School officials in Malverne and West Hempstead face those same questions every day: How do they not only keep weapons out of school buildings, but identify at-risk students and address their needs?
The answers, obviously, are not easy to come by. Malverne Schools Superintendent James Hunderfund told the Herald that the district’s schools do the “normal screening and follow-up” on students with their own guidance counselors, social workers and psychologists, and that no new programs have been added in response to the shootings in Connecticut. Hunderfund added, however, that these programs are reviewed regularly, and changes are implemented when they are deemed necessary.
Assistant Superintendent Richard Banyon said that despite fiscal problems and the state’s 2 percent property tax cap, there have not been large staff layoffs in the mental health arena. The district has lost one full-time psychologist and one guidance counselor in the past year, but managed to bring back a part-time psychologist.

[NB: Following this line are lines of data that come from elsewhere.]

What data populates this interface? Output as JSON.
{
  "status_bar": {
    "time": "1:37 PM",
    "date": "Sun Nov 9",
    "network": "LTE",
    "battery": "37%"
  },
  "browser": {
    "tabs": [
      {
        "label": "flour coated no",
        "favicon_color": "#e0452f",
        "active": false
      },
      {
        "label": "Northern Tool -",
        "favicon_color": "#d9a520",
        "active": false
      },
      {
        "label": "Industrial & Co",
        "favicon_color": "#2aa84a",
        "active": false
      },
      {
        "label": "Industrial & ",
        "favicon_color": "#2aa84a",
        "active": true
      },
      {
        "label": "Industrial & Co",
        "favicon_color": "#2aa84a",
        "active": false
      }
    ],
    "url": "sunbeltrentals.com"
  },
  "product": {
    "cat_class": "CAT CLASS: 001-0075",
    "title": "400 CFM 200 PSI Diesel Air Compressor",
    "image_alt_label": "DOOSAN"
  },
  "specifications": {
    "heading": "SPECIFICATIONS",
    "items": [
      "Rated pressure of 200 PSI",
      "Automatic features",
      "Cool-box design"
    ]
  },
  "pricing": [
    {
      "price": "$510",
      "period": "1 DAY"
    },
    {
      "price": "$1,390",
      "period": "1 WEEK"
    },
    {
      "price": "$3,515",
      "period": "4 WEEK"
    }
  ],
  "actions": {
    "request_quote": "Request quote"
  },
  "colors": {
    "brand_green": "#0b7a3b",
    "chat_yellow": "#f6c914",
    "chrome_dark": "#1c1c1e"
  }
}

“You try and do everything to meet all the unfunded mandates,” Banyon said. “We have a delicate balancing act. You want to ensure a safe and valid education for everybody, to meet all individual needs, but you have to work within budget constraints and mandates, which is not always easy.”
He added that the Malverne schools have developed an “environment where violence is not rampant, where we connect culture to character and character to conduct.”
“We take student safety very seriously,” Hunderfund said.
Officials from the West Hempstead Union Free School District had not returned calls seeking comment as the Herald went to press.